Le principe légal de l'interdiction de cumuler de manière permanente plusieurs emplois

Par principe, les fonctionnaires et agents non titulaires[1] de droit public doivent consacrer l'intégralité de leur activité professionnelle aux tâches qui leur sont confiées (cf. Statut général de la fonction publique : article 25 de la loi du 13 juillet 1983 portant droits et obligations des fonctionnaires). Ils ne peuvent exercer à titre professionnel une activité privée lucrative de quelque nature que ce soit. Sont interdites, y compris si elles sont à but non lucratif, les activités suivantes :

  • la participation aux organes de direction de sociétés ou d'associations non reconnues d'utilité générale ;
  • le fait de donner des consultations, de procéder à des expertises et de plaider en justice dans les litiges intéressant toute personne publique, sauf si cette prestation s'exerce au profit d'une personne publique ;
  • la prise d'intérêts, par des fonctionnaires et agents non titulaires de droit public (directement ou par personnes interposées), dans une entreprise soumise au contrôle de l'administration à laquelle ils appartiennent (ou en relation avec cette dernière), de nature à compromettre leur indépendance.

Les exceptions permettant toutefois aux agents d'avoir plusieurs emplois

Toutefois, depuis toujours, ce principe admet un certain nombre de dérogations. Relativement complexe à l'origine, le régime des dérogations a été redéfini avec la loi de modernisation de la fonction publique du 2 février 2007 et son décret d'application du 2 mai 2007[2]  

Tout d'abord, ils peuvent être autorisés, par leur administration employeur, à exercer, sous certaines conditions, à titre « accessoire », une ou plusieurs activités, lucratives ou non, auprès d'une personne ou d'un organisme public ou privé, dès lors que cette ou ces activités ne portent pas atteinte au fonctionnement normal, à l'indépendance et à la neutralité du service public. En outre, les agents publics peuvent, en application de textes spéciaux, exercer à titre accessoire les fonctions d'agent recenseur[3], d'architecte [4] ou bénéficier d'un contrat « vendange » de droit privé à durée déterminée[5].

  Ensuite, les agents publics peuvent librement, selon l'article 25 III de la loi du 13 juillet 1983, détenir des parts sociales et percevoir les bénéfices attachés, gérer leur patrimoine personnel ou familial, exercer une activité bénévole au profit de personnes publiques ou privées sans but lucratif (associations), produire des « oeuvres de l'esprit » (oeuvres littéraires, graphiques, photographiques, compositions musicales...) sous réserve de respecter les règles relatives aux droits d'auteur des agents publics et les obligations de secret et de discrétion professionnels.

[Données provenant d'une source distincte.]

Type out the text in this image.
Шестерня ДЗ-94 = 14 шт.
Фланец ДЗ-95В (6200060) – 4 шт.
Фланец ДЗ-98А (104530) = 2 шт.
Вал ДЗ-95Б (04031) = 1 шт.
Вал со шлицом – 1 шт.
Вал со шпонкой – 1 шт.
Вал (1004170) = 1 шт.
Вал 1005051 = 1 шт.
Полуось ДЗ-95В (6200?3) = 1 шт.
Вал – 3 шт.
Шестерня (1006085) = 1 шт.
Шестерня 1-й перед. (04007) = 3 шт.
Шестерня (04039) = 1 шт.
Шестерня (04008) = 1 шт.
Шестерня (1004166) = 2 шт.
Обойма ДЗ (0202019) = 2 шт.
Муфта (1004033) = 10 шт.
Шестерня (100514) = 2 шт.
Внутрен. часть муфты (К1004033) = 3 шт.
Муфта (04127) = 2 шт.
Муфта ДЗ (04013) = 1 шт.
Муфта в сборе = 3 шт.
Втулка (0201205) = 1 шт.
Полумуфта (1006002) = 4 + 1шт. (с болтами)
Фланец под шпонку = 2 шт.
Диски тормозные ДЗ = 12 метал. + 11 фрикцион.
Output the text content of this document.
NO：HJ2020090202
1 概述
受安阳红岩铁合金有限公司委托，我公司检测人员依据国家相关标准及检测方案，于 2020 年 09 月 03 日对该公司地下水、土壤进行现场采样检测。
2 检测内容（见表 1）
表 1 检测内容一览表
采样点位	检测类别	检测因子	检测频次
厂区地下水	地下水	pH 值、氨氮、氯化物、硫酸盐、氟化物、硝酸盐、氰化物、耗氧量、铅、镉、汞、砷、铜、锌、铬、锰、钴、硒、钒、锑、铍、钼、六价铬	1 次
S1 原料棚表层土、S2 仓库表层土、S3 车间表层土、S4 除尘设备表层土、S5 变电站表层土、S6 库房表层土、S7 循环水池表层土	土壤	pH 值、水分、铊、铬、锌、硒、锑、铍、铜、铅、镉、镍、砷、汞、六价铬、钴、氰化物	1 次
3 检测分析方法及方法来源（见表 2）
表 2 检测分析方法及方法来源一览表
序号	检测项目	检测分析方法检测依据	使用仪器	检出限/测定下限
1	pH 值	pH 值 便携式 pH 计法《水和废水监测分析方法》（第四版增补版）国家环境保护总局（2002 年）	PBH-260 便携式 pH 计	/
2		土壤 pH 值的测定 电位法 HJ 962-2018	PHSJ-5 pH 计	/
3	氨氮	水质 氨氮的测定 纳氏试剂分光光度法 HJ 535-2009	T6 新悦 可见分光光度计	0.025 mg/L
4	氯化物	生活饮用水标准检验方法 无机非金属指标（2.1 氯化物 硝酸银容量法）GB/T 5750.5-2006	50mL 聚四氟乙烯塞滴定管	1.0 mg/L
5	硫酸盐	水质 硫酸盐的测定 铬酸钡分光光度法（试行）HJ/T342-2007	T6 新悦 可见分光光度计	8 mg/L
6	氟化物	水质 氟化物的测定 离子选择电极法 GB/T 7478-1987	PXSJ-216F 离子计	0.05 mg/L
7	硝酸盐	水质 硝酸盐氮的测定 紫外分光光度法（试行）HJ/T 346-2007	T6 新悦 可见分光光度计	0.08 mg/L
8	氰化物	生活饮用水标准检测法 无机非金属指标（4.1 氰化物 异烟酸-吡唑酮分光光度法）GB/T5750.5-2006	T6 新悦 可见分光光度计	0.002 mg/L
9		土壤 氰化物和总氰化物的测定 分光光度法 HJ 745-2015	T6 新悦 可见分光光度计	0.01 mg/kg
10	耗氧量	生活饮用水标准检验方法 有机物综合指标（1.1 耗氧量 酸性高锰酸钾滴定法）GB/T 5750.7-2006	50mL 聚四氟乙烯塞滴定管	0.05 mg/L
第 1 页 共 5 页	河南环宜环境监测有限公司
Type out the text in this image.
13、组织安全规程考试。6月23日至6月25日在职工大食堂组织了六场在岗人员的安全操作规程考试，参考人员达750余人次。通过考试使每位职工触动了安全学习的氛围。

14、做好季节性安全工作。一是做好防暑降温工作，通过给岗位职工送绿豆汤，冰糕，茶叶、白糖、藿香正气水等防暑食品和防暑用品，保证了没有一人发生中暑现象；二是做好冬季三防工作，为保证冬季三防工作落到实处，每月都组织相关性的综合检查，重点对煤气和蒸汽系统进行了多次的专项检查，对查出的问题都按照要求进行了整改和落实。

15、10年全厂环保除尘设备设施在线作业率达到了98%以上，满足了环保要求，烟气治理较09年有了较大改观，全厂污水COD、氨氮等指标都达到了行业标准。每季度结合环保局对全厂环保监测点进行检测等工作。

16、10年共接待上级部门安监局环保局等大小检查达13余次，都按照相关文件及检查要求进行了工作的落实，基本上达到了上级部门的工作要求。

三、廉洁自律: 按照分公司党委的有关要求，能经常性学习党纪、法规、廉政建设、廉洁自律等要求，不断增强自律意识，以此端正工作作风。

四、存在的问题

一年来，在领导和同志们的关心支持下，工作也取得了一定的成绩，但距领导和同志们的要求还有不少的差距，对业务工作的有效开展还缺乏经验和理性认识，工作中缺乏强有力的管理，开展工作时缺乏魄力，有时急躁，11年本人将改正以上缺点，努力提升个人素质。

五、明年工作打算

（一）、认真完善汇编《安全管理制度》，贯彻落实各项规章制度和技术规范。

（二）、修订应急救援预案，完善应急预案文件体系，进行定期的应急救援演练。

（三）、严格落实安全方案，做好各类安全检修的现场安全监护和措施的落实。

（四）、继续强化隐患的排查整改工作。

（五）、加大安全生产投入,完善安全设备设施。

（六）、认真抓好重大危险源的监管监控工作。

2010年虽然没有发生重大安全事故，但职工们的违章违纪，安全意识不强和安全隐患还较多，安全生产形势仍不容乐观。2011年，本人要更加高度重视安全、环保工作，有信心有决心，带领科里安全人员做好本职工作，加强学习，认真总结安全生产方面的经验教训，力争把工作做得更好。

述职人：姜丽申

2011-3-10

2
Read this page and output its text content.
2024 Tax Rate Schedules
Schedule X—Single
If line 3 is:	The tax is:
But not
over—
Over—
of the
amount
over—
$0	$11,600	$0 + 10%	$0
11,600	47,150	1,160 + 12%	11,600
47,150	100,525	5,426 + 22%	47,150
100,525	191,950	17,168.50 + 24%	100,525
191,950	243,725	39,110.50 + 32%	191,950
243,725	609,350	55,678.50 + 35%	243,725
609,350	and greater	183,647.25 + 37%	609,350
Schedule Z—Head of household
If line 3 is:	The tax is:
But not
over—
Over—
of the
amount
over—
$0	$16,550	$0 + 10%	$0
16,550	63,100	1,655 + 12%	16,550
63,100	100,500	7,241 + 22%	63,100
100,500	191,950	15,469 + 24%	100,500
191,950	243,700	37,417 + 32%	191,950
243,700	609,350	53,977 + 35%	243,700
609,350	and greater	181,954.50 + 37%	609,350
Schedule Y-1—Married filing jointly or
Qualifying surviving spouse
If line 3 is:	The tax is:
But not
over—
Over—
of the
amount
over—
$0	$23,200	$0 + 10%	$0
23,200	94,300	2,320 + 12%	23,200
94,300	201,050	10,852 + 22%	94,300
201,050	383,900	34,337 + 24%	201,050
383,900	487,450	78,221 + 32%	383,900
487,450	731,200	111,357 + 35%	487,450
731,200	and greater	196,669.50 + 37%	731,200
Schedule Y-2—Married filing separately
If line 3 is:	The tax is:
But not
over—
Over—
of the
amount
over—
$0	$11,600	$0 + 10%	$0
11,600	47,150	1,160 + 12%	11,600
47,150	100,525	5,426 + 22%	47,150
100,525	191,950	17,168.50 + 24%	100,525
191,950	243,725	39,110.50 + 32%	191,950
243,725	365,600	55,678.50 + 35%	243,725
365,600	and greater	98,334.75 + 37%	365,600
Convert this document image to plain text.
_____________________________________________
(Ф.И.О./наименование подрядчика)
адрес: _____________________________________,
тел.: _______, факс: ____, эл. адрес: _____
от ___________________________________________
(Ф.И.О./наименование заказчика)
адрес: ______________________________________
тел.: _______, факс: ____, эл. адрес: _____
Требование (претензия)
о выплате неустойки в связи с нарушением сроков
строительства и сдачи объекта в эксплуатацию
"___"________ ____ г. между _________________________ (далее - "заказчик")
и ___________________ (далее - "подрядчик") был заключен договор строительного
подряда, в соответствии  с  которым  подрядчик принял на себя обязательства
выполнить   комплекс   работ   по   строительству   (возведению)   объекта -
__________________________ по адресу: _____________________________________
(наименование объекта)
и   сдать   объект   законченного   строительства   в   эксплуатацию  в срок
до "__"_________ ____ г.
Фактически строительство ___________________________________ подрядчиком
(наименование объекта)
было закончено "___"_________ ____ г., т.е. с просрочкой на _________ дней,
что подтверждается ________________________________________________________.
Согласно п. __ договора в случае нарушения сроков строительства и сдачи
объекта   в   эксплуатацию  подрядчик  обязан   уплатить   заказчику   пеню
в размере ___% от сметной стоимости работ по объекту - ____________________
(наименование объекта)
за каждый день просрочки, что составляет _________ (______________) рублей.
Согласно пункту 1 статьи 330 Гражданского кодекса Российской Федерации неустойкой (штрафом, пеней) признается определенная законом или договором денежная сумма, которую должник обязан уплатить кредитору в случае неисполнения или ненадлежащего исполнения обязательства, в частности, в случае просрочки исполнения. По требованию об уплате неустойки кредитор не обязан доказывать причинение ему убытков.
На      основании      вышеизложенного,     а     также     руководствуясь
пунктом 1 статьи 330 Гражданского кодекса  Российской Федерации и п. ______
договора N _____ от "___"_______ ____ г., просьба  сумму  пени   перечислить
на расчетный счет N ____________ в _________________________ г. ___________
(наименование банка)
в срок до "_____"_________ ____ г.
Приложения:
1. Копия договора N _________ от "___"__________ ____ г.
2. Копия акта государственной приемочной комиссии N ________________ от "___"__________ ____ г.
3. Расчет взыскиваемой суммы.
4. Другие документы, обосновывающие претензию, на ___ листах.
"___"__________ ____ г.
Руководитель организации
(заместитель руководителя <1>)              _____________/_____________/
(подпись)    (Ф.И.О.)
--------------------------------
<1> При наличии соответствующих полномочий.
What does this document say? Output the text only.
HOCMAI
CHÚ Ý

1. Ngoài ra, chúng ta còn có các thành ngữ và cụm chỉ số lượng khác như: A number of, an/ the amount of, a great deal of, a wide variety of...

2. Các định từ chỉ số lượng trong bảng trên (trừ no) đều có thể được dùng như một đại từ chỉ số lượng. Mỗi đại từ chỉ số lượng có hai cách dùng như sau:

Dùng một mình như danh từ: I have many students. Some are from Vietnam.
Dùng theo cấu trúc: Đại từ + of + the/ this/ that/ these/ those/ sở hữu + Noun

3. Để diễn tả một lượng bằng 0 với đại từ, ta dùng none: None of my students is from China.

  Enfin, le Statut prévoit des dérogations pour permettre aux fonctionnaires de créer, reprendre ou poursuivre temporairement des activités au sein d'une entreprise.  

Le décret du 20 janvier 2011 ne supprime pas la distinction entre les activités accessoires qui peuvent être exercées avec ou sans autorisation, de celles qui demeurent interdites sauf dérogations temporaires. En revanche, il modifie de manière importante les règles qui sont applicables aux deux dernières catégories.

 

Le décret du 20 janvier 2011 élargit la liste des activités accessoires pouvant être exercées sur autorisation

S'agissant de la définition de « l'activité accessoire », il n'en existe pas de précise. Le juge administratif, avant 2007, considérait qu'il s'agissait d'une fonction qui, en raison de son importance, ne suffirait pas à occuper normalement à elle seule l'activité d'un agent, et dont la rémunération, quelle que soit sa dénomination, ne constituerait pas, à raison de sa quotité, un traitement normal pour ledit agent. Le nouveau texte n'apporte pas de complément mais énonce que l'activité accessoire ne peut être exercée qu'en dehors des heures de service de l'agent[6], l'idée étant que l'activité accessoire ne doit pas être réalisée au détriment de son travail principal.

  Parmi les activités à titre accessoire susceptibles d'être autorisées depuis 2007, on trouve principalement : les expertises ou consultations auprès d'une entreprise ou d'un organisme privé, les enseignements ou formations, les activités agricoles (sous certaines conditions[7]), les activités exercées dans des exploitations constituées sous forme de société civile ou commerciale (sous certaines réserves : absence de poste de gérant...), l'aide à domicile à un parent ou à son conjoint, permettant à l'agent de percevoir les allocations relatives à cette aide[8] ou encore l'activité de conjoint collaborateur.  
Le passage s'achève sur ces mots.